Is a non-regulatory agency with decades of experience providing industry, research and military agencies with laser power measurements traceable to international standards. also has a history of innovation in devices for making such measurements. Technical staff from Laser Radiometry Project built the laser pointer test bed and collaborated with the Office of Safety, Health and Environment on the tests. has provided its data on laser pointer 1000mw power measurements to the Food and Drug Administration, which regulates laser product safety.
Green lasers generate green light from infrared light. Ideally, the device should be designed and manufactured to confine the infrared light within the laser housing. However, according to the new results, more than 75 percent of the devices tested emitted infrared light in excess of the CFR limit.
Laser Safety Officer Joshua Hadler designed the measurement test bed. The system consists of a laser power meter and two optical filters to quantify the emissions of different wavelengths of visible and infrared light. The power meter and filters were calibrated at. Lens holders ensure repeatable laser alignment, and an adjustable aperture contains the laser light around the output end of the laser.
"The measurement system is designed so that anyone can build it using off-the-shelf parts for about $2,000," Hadler says. "By relying on manufacturers' traceability to a national measurement institute such, someone could use this design to accurately measure power from a laser pointer."
http://www.lasereshop.com/application-of-laser-pointer.html
A federal judge ordered 26-year-old Sergio Rodriguez to spend the next 14 years in prison Monday for “lasing” a police helicopter as a national crackdown on people who point lasers at aircraft intensifies.

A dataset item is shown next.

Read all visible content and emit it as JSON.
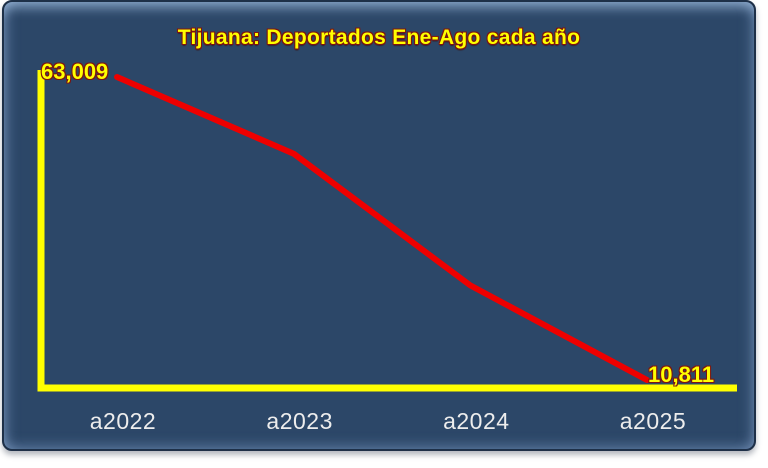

Rodriguez was arrested in 2012 and convicted in December 2013 of attempting to interfere with the operation of an aircraft, which comes with a maximum 20-year sentence. His girlfriend Jennifer Coleman, now 23, was convicted of pointing a powerful laser pointer at an aircraft, a federal crime established months before the Clovis, Calif., couple's arrest that's punishable by five years in prison. She will be sentenced May 12.
The 14-year sentence is one of the stiffest so far for “lasing” an aircraft.

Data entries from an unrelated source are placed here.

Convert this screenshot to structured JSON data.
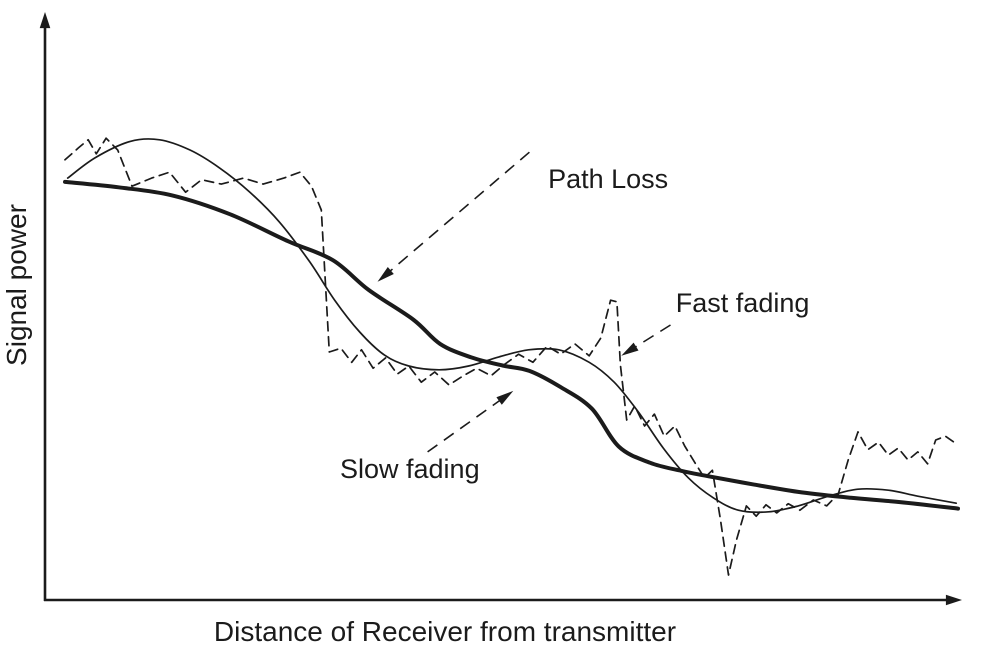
{
  "figure": {
    "background_color": "#ffffff",
    "line_color": "#1b1b1b"
  },
  "chart_data": {
    "type": "line",
    "title": "",
    "xlabel": "Distance of Receiver from transmitter",
    "ylabel": "Signal power",
    "x_range": [
      0,
      100
    ],
    "y_range": [
      0,
      100
    ],
    "axis_note": "conceptual sketch; axes have no tick labels, values estimated on 0-100 arbitrary scale",
    "grid": false,
    "legend": "none (curves identified by dashed-arrow annotations)",
    "line_color": "#1b1b1b",
    "series": [
      {
        "name": "Path Loss",
        "style": "solid",
        "width": "thick",
        "smooth": true,
        "points": [
          [
            0,
            76.5
          ],
          [
            6,
            75.5
          ],
          [
            12,
            74
          ],
          [
            18.5,
            70.5
          ],
          [
            25,
            65.5
          ],
          [
            30,
            62
          ],
          [
            34,
            56.5
          ],
          [
            39,
            51
          ],
          [
            42,
            46.5
          ],
          [
            45.5,
            44
          ],
          [
            49,
            42.5
          ],
          [
            52,
            41.5
          ],
          [
            55.5,
            38.5
          ],
          [
            59,
            34.5
          ],
          [
            62,
            27.5
          ],
          [
            65.5,
            24.5
          ],
          [
            69,
            23
          ],
          [
            72,
            22
          ],
          [
            77,
            20.5
          ],
          [
            82.5,
            19
          ],
          [
            88,
            18
          ],
          [
            93.5,
            17.2
          ],
          [
            100,
            16
          ]
        ]
      },
      {
        "name": "Slow fading",
        "style": "solid",
        "width": "thin",
        "smooth": true,
        "points": [
          [
            0.3,
            77.2
          ],
          [
            3.4,
            81
          ],
          [
            7.3,
            84
          ],
          [
            10.6,
            84.3
          ],
          [
            14,
            82.4
          ],
          [
            17.3,
            79.1
          ],
          [
            20.7,
            74.6
          ],
          [
            24,
            69.1
          ],
          [
            27.4,
            61.7
          ],
          [
            30.2,
            54.6
          ],
          [
            33,
            48.7
          ],
          [
            35.8,
            44.4
          ],
          [
            38.5,
            42.4
          ],
          [
            41.9,
            41.7
          ],
          [
            45.2,
            42.4
          ],
          [
            48.6,
            44.1
          ],
          [
            51.9,
            45.4
          ],
          [
            55.3,
            45.4
          ],
          [
            58.7,
            43.1
          ],
          [
            61.5,
            39.4
          ],
          [
            64.2,
            33.9
          ],
          [
            67,
            27.2
          ],
          [
            69.8,
            21.7
          ],
          [
            72.6,
            18
          ],
          [
            75.4,
            15.7
          ],
          [
            78.8,
            15.4
          ],
          [
            82.1,
            16.5
          ],
          [
            85.5,
            18.3
          ],
          [
            88.8,
            19.6
          ],
          [
            92.2,
            19.4
          ],
          [
            95.5,
            18.3
          ],
          [
            99.8,
            17
          ]
        ]
      },
      {
        "name": "Fast fading",
        "style": "dashed",
        "width": "thin",
        "smooth": false,
        "points": [
          [
            0,
            80.6
          ],
          [
            1.5,
            82.8
          ],
          [
            2.6,
            84.3
          ],
          [
            3.5,
            81.7
          ],
          [
            4.6,
            84.6
          ],
          [
            5.9,
            82.4
          ],
          [
            7.5,
            75.7
          ],
          [
            9.7,
            77.2
          ],
          [
            11.7,
            78.3
          ],
          [
            13.5,
            74.6
          ],
          [
            15.3,
            76.9
          ],
          [
            17.5,
            76.1
          ],
          [
            20,
            77.2
          ],
          [
            22.2,
            76.1
          ],
          [
            24.5,
            77.2
          ],
          [
            26.3,
            78.3
          ],
          [
            27.6,
            75.7
          ],
          [
            28.7,
            71.3
          ],
          [
            29.6,
            45
          ],
          [
            30.9,
            45.7
          ],
          [
            32.1,
            43.1
          ],
          [
            33.2,
            45.4
          ],
          [
            34.5,
            42
          ],
          [
            35.9,
            43.9
          ],
          [
            37.2,
            40.9
          ],
          [
            38.5,
            42.4
          ],
          [
            39.9,
            39.4
          ],
          [
            41.4,
            41.3
          ],
          [
            43,
            38.9
          ],
          [
            44.6,
            40.6
          ],
          [
            46.1,
            42
          ],
          [
            47.7,
            40.6
          ],
          [
            49.3,
            42.8
          ],
          [
            50.8,
            44.6
          ],
          [
            52.4,
            43.1
          ],
          [
            54,
            46.1
          ],
          [
            55.5,
            44.6
          ],
          [
            57.1,
            46.5
          ],
          [
            58.7,
            44.3
          ],
          [
            60,
            47.6
          ],
          [
            61.1,
            54.6
          ],
          [
            61.8,
            54.3
          ],
          [
            62.2,
            42.6
          ],
          [
            62.9,
            32.4
          ],
          [
            63.8,
            35
          ],
          [
            64.9,
            31.3
          ],
          [
            66,
            33.5
          ],
          [
            67.1,
            29.4
          ],
          [
            68.3,
            31.3
          ],
          [
            69.4,
            27.6
          ],
          [
            70.5,
            24.6
          ],
          [
            71.6,
            21.7
          ],
          [
            72.5,
            23.1
          ],
          [
            73.4,
            13.9
          ],
          [
            74.3,
            3.7
          ],
          [
            75.2,
            10.2
          ],
          [
            76.3,
            16.5
          ],
          [
            77.4,
            14.6
          ],
          [
            78.5,
            16.7
          ],
          [
            79.7,
            15.2
          ],
          [
            81,
            16.9
          ],
          [
            82.3,
            15.7
          ],
          [
            83.8,
            17.6
          ],
          [
            85.3,
            16.5
          ],
          [
            86.6,
            18.7
          ],
          [
            87.7,
            25
          ],
          [
            88.8,
            30.2
          ],
          [
            89.9,
            26.9
          ],
          [
            91.1,
            28.3
          ],
          [
            92.2,
            25.9
          ],
          [
            93.3,
            27.2
          ],
          [
            94.4,
            25
          ],
          [
            95.5,
            26.5
          ],
          [
            96.6,
            24.3
          ],
          [
            97.5,
            28.7
          ],
          [
            98.6,
            29.4
          ],
          [
            99.8,
            28
          ]
        ]
      }
    ],
    "annotations": [
      {
        "text": "Path Loss",
        "text_pos": [
          54.1,
          75.4
        ],
        "anchor": "start",
        "arrow_from": [
          52,
          82
        ],
        "arrow_to": [
          35,
          58
        ]
      },
      {
        "text": "Fast fading",
        "text_pos": [
          68.4,
          52.4
        ],
        "anchor": "start",
        "arrow_from": [
          67.8,
          50
        ],
        "arrow_to": [
          62.3,
          44.3
        ]
      },
      {
        "text": "Slow fading",
        "text_pos": [
          30.8,
          21.7
        ],
        "anchor": "start",
        "arrow_from": [
          40.6,
          26.5
        ],
        "arrow_to": [
          50.2,
          37.8
        ]
      }
    ]
  }
}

Although it's unclear if an airplane or helicopter has crashed as a result of being laser pointer 1000mw flashed, pilots, the Federal Aviation Administration and the Federal Bureau of Investigation say the hand-held devices can temporarily blind pilots during landings and take-off, potentially causing a calamity.
The FBI announced in February a $10,000 reward for information leading to the arrest of people who amuse themselves by pointing inexpensive store-bought laser pointer at an aircraft. At least 3,960 laser attacks were reported in 2013, the bureau said, part of a multiyear upswing in incidents.